NU Smart Farms

Detecting lameness in commercial pig production

Background

The problem of lameness in pig production

Lameness in livestock is an issue for both animal welfare and sustainable food production. A lame animal may be in pain and reluctant to bear weight on the affected limb, meaning that it suffers from impaired mobility. Growth may be reduced and welfare affected, due to lower feed and water intake.

Lameness has many different causes. Some are genetic, some are environmental. Even well-managed farms can have some lameness in their pigs. Typically, up to 5% of pigs on a farm could be lame. But there are more subtle changes in walking patterns in up to 20% of animals. This points to underlying problems that cause changes in walking patterns and which may, in turn, lead to lameness.

We use motion capture technology from the film industry to develop automated ways of detecting lameness in pigs. It can also help farmers select animals with reduced risk of becoming lame in the future. High-tech camera systems can provide:

  • a diagnostic tool to quickly identify lame animals
  • a predictive tool to help choose genetically superior animals as future breeding stock

Research project

Using motion capture technology to quantify locomotion in pigs

We started developing the technology with quantification of normal walking patterns in pigs, in biomechanical terms. We placed reflective markers on key anatomical points of the animal, such as on the hoof and shoulder blade, and on specific joints on each leg. The markers were carefully attached to the skin using sticky tape. This allowed them to be easily removed at the end of the session and reused in later weeks to study walking patterns (gait) as the animal grew in size.

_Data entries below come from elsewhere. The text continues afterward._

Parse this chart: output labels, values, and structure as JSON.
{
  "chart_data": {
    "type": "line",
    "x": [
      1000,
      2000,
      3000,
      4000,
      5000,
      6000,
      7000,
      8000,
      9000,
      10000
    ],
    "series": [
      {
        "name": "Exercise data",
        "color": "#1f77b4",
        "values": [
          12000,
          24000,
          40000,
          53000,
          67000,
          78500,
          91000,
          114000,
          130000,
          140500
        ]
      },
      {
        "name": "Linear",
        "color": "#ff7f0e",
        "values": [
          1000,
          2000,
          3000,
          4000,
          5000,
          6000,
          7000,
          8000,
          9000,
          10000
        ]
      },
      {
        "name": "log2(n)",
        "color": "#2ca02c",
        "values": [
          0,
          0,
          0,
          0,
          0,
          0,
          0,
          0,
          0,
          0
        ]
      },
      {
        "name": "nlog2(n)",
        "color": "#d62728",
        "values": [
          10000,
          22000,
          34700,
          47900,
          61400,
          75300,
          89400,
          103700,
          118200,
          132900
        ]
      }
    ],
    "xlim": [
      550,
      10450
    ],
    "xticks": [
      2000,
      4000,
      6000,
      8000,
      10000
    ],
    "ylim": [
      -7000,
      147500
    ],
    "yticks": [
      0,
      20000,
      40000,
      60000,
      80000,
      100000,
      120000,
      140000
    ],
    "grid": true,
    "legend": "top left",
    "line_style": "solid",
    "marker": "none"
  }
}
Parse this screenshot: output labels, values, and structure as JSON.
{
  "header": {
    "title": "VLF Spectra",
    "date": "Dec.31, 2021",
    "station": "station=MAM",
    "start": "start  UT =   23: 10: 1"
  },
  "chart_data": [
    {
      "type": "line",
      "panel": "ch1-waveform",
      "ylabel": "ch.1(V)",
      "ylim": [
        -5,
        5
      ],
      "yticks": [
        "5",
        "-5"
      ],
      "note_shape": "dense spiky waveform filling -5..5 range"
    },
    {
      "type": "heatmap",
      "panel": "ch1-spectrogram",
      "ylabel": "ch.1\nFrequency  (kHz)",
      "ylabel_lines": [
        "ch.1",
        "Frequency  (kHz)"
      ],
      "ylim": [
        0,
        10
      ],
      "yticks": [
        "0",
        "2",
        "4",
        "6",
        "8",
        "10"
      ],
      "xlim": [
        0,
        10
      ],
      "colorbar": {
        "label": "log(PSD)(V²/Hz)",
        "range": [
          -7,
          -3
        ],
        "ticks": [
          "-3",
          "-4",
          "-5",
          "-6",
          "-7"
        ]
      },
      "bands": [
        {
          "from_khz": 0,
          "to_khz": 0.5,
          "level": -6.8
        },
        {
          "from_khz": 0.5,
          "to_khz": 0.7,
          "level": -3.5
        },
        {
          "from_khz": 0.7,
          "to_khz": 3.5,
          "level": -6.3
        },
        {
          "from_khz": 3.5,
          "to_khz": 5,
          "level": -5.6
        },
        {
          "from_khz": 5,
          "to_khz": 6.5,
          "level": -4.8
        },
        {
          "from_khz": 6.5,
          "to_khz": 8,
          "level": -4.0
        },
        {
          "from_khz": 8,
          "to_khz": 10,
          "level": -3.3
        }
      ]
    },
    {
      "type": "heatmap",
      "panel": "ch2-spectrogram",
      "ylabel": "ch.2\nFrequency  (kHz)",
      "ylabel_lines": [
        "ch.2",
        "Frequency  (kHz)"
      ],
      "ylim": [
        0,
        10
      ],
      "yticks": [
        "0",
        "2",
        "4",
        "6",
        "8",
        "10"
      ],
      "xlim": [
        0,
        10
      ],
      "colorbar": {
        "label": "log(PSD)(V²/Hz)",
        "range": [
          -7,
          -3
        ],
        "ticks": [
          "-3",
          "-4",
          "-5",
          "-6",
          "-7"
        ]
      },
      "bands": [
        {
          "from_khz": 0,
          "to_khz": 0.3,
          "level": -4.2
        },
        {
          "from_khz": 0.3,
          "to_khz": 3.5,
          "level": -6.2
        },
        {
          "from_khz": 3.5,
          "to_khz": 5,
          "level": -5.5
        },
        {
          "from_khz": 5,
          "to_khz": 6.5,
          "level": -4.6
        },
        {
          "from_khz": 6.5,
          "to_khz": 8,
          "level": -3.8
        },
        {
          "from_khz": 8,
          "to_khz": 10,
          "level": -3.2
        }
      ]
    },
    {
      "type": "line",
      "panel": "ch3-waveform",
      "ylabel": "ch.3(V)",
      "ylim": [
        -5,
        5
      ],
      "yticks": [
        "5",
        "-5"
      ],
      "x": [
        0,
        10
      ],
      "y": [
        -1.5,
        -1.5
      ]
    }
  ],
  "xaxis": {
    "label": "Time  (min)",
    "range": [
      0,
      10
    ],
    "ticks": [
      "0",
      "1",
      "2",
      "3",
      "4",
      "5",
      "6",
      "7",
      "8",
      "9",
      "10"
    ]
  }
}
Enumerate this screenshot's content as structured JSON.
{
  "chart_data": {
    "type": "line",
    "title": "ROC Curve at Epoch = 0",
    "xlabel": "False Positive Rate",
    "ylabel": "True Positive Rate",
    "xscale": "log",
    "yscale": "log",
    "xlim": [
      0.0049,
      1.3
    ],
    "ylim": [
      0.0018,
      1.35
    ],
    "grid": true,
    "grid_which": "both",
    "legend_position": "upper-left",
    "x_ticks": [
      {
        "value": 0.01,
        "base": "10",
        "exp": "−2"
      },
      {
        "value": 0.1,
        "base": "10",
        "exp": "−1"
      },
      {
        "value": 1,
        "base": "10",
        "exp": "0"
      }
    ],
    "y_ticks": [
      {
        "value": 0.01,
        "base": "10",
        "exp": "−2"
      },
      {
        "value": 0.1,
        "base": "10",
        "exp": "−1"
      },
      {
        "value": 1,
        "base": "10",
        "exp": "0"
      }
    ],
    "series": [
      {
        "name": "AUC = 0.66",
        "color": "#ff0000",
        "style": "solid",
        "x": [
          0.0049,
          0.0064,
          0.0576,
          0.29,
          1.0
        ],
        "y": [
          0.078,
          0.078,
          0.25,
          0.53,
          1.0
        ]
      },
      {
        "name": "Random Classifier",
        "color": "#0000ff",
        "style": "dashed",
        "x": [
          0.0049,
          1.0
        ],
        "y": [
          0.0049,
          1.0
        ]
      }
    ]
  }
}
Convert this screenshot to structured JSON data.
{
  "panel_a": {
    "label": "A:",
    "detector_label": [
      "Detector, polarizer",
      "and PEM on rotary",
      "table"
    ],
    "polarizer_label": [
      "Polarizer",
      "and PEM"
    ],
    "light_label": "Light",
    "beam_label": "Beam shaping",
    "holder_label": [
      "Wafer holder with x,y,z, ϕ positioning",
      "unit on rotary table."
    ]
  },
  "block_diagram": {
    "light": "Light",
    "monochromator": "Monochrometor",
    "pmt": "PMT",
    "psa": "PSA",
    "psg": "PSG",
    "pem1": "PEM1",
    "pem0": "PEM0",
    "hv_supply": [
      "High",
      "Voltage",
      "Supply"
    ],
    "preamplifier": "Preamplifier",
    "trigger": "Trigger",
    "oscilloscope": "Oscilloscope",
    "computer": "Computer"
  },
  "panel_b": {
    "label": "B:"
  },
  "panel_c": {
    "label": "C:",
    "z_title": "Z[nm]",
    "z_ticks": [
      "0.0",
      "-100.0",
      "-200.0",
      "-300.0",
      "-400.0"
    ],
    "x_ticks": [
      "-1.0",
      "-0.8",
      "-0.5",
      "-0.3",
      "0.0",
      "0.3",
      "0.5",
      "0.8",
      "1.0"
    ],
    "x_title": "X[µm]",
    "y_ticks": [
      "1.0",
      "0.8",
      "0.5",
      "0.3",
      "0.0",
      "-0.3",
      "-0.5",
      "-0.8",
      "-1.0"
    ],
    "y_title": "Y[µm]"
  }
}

Next, we set up a series of up to 14 cameras to track the movement of the pig along a dedicated 'catwalk'. We trained the pigs to walk behind a technician, who was holding a tray containing tempting pieces of apple. Pigs who walked slowly and steadily to the end of the catwalk were rewarded with a piece of apple. The process of training could take several weeks, and was more successful with some pigs than others. But the general rule was true – that pigs will do anything for food!

A standard video camera recorded the pig's movement as a reference, and a series of infra-red cameras recorded the reflection given off by the skin markers. This allowed the pig's movement to be digitally stored. Once back in the office, we were able to extract key biomechanic data.

The process needs to be followed precisely to extract gait parameters, such as changes in the maximum and minimum values for angles on key joints.

Results

Changes in gait due to lameness

Pigs who are lame because of a problem with one of their front legs show a distinctive change in gait. A pig with front leg lameness has a much more pronounced vertical displacement of its head, by as much as 40mm more than a normal pig (Stavrakakis et al, 2015).

In a population of breeding females, we were also able to use gait as a predictor of pigs who later became lame. Step-to-stride length ratio should be 0.5 in normal pigs. It reliably identified up to 74% of pigs which went on to develop lameness later in life (Stavrakakis et al, 2015). Including biomechanical assessment of gait in genetic improvement programmes could lead to a large reduction in lameness in pig herds across the world.

Developing a farm-level gait monitor

We are investigating using the characteristic ‘head bob’ in a lame pig to develop a farm-level version of the technology. Such technology would detect lameness without using reflective skin markers and infra-red cameras.

Depth cameras, such as the Kinect camera developed by Microsoft for its V-Box gaming console, have the potential to track pig gait from above. This time, instead of the catwalk in the gait laboratory, the camera could be positioned above the pigs in a passageway inside a standard pig building. Pigs with a significant head bob would be detected as they pass underneath.

Our pilot study confirms that this simplified system works in theory. We are excited about the prospect of taking this forward into a farm-level version that could interface with other control systems to monitor environmental conditions in the building as well as pig behaviour.